The Daily Telegraph: Where it is always 1952.
You’re spot on.
So hang on, according to the Telegraph pheasants are imported from the EU to sustain jobs here (very sustainable) in the UK.
What bio measures are put in place to make sure birds are riddled with disease? Mainland Europe suffered more from avian flu last year then the UK.
But if game shoots are not able to produce enough birds why do we see so many dumped after shoots, could it be more people take pleasure from actually shooting them then actually eating them?
Hats off to Findlay!
The shooting industry is getting very nervous.
This was recently in The Huff Post:
“The head of the countryside’s most powerful campaign group has said the Conservative government risks losing the support of rural voters as he warns Michael Gove of “naivity” over the super-viral stories and campaigns fuelling the new Tory animal welfare agenda.
Blogging for HuffPost UK, Tim Bonner, chief executive of the Countryside Alliance, has urged Tory ministers not to “take the support of voters in the countryside for granted” as the Environment Secretary leads an orchestrated push to be the ‘party of animal rights’.
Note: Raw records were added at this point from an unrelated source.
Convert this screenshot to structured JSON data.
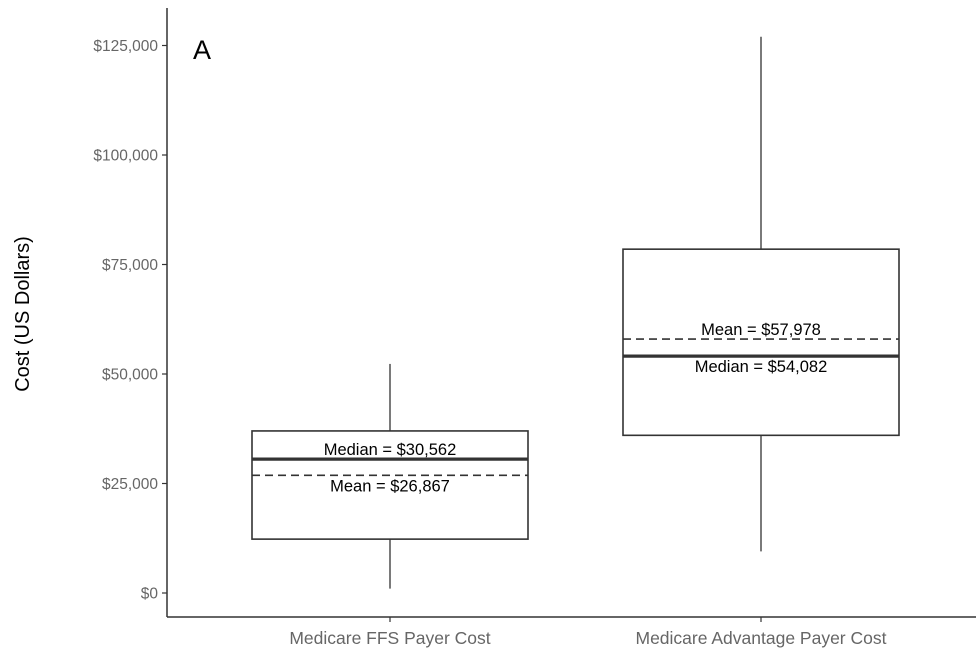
{
  "chart_data": {
    "type": "box",
    "panel_label": "A",
    "ylabel": "Cost (US Dollars)",
    "ylim": [
      -5000,
      135000
    ],
    "y_ticks": [
      0,
      25000,
      50000,
      75000,
      100000,
      125000
    ],
    "y_tick_labels": [
      "$0",
      "$25,000",
      "$50,000",
      "$75,000",
      "$100,000",
      "$125,000"
    ],
    "categories": [
      "Medicare FFS Payer Cost",
      "Medicare Advantage Payer Cost"
    ],
    "boxes": [
      {
        "category": "Medicare FFS Payer Cost",
        "whisker_low": 1000,
        "q1": 12300,
        "median": 30562,
        "mean": 26867,
        "q3": 37000,
        "whisker_high": 52300,
        "median_label": "Median = $30,562",
        "mean_label": "Mean = $26,867"
      },
      {
        "category": "Medicare Advantage Payer Cost",
        "whisker_low": 9500,
        "q1": 36000,
        "median": 54082,
        "mean": 57978,
        "q3": 78500,
        "whisker_high": 127000,
        "median_label": "Median = $54,082",
        "mean_label": "Mean = $57,978"
      }
    ],
    "grid": false,
    "colors": {
      "box": "#333333",
      "axis": "#333333",
      "tick_text": "#666666"
    }
  }
}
Since rejoining the Cabinet in June, measures pushed forward by Gove include CCTV in all slaughterhouses, a proposed ban on bee-killing pesticides, reintroducing beavers into the UK, making the sale of products with microbeads illegal and a ban on ivory sales.
Two days ago, the Sunday Times reported the Conservative Party is poised to ditch its pledge to hold a vote that could see the hunting ban repealed.
While accepting some pro-animal policies have a basis in improving their welfare, Bonner says others are “motivated almost entirely by prejudice” and that Tory ministers are falling for “manufactured online campaigns”.
An online campaign against hunting can generate more emails to MPs than any other issue, petitions against badger culling and grouse shooting receive hundreds of thousands of ‘signatures’. Yet when those three issues were brought together for a march on Downing Street led by no lesser figure than BBC presenter Chris Packham on the ‘Glorious Twelfth’ (the first day of the grouse shooting season) just 690 people joined the demonstration.”
Ha!
The thing that the Telegraph and the Washington Post article have in common is that no matter how biased they are the criminal apologists still look like ‘twits of the year’.
We can’t lose.
Brilliantly funny. The pity of it is that few Telegraph readers will have even an inkling that it is, or why. But even the sight of recidivist Tories manipulating the press to take pot-shots across Sir John’s bows is encouraging: it shows they know they are losing, and they’ll be gone before he is.
I feel it is ‘war’. They have had enough chances to get their house in order.
With your permission, I would like to write another blog about the shooting industry in the New Year, Mark.